Some of what OSAE is doing, explained Emna Mornagui, an engineer who works with the organization, is “connecting people in the city with the countryside.” Sensibiliser, which has no easy Anglophone analogue but is close to consciousness-raising, peppered conversations with the OSAEers as they discussed the food sovereignty tour. It is a means of combating the alienation which is part-and-parcel of the metabolic rift which occurs at the physical level in periphery and core countries alike. Such a distance can easily take the form of a chauvinism which forgets the centrality of food-getting to civilization. As people forget how food is made, we may often accidentally authorize a politics which undercuts the small-scale systems of production which still produce at least half of the world’s food.
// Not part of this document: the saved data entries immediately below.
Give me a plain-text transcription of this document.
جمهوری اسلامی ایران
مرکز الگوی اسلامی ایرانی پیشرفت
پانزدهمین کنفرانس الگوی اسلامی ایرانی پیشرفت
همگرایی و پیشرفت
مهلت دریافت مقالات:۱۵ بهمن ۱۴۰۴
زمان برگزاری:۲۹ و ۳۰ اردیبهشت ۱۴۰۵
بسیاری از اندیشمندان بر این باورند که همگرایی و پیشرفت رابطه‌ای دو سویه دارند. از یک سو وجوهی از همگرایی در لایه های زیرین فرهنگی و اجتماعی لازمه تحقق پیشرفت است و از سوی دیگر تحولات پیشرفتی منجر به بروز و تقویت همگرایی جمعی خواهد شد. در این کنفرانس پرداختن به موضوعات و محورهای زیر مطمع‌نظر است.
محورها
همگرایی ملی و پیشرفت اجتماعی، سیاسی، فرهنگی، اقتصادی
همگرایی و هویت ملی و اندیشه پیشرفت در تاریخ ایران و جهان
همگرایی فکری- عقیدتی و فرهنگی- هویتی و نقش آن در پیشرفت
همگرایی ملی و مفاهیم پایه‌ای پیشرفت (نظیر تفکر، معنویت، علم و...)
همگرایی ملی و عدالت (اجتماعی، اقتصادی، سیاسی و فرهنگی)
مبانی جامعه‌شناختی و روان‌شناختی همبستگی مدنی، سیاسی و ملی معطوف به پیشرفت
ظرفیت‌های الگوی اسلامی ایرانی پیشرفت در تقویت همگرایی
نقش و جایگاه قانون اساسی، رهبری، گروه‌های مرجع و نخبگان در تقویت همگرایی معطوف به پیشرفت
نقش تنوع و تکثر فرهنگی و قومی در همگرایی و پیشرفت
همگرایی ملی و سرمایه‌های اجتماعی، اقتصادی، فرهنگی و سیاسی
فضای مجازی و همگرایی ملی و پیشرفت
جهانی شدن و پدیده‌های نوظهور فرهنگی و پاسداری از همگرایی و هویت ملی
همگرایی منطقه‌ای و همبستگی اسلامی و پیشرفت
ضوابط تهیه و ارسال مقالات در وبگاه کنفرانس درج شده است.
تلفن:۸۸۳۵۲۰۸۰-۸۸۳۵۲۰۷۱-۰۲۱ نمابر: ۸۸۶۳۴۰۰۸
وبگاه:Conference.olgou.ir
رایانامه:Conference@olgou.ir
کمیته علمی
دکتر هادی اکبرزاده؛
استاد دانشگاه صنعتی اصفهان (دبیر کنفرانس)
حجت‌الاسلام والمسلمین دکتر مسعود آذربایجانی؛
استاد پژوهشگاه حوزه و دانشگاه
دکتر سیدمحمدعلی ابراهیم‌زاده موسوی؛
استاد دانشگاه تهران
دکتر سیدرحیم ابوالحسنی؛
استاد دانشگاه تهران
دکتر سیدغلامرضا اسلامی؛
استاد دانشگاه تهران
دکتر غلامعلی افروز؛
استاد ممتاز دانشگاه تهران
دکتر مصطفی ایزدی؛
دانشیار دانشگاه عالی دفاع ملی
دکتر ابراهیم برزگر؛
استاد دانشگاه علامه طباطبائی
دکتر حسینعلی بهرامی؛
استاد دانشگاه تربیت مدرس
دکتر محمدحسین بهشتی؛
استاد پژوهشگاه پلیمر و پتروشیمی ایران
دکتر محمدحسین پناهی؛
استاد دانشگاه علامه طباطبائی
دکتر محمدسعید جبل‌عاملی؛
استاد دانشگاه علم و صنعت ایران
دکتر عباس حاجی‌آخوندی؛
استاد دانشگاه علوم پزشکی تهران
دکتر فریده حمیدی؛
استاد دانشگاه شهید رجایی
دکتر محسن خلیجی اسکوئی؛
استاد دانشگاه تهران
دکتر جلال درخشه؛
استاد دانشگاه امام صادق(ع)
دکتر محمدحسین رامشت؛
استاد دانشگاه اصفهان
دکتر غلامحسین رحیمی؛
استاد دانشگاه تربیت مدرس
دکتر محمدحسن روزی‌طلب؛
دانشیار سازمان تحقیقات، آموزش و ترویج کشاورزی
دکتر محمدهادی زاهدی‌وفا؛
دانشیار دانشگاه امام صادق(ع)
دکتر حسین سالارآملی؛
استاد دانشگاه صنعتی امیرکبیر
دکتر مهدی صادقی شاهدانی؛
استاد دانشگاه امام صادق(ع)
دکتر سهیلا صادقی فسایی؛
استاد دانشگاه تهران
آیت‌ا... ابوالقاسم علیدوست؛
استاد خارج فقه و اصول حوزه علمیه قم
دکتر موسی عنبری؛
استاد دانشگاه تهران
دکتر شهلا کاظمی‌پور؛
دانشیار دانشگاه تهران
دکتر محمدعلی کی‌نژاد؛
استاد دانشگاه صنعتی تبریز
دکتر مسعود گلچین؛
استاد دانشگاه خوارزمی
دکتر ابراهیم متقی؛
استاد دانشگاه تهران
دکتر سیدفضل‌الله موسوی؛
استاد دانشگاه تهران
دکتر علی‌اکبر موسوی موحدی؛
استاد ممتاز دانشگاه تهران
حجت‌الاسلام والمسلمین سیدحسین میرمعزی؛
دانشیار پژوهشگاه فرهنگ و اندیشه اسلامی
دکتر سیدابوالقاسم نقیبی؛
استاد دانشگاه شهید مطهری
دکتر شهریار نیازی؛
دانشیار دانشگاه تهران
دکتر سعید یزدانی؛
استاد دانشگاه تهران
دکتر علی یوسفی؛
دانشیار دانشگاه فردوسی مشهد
However, what is lost may not be so easily found once it is well and truly gone. Food production is based, above all, on the expertise of peasants, Trigui adds. The tour’s participants mentioned that foreign seed vaults are often necessary for restoring and restocking Tunisia with its ancestral genetic varieties, including, quite often, cultivars resistant to the droughts which will hammer Tunisia ever-more-frequently in a warming world. But if seedstock can be stored ex situ – and not without problems, not least the climactic or war-related destruction of seed banks – knowledge cannot. Making and maintaining jessour, tending to the water-turns which allocate oasis water, knowing which rotations are appropriate for which soils and which micro-climates, or erecting and protecting the myriad other technics which are inseparable from the social systems with which they gestated, are also being lost amidst the destruction of the last patches of oasis polycultures or human out-migration to slums.
Whether technologies that have outlasted Rome will outlast industrial capitalism remains to be seen. It does not depend only on whether work-groups like OSAE are able to permeate the membrane separating production and consumption in the South. It is also a question of whether we in the North can help secure southern countries the space to protect their own farming systems, not from biological blights but socio-political ones, like NAFTA, or the ALECA trade agreement under discussion with the EU.
This is not a matter of charity but of survival, for such trade agreements have ripped apart not merely southern farming systems but also northern ones. The message of food sovereignty is not merely for countries like Tunisia but also larger and richer ones which have long neglected our own agricultures and their capacity to help solve social and climate crises alike. As fossil capitalism nears its nova-stage, there is much of interest, I think, beyond nostalgia or antiquarianism, in farming systems whose lifespan can be dated in terms of millennia. Not merely of interest, but to learn from and protect. And not at any cost, but precisely because the cost of losing a sustainable agriculture is far more than we can afford to pay, whether we now know it or not.
Max Ajl is a doctoral student in Development Sociology at Cornell University, working on the Tunisian national liberation struggle and post-colonial development.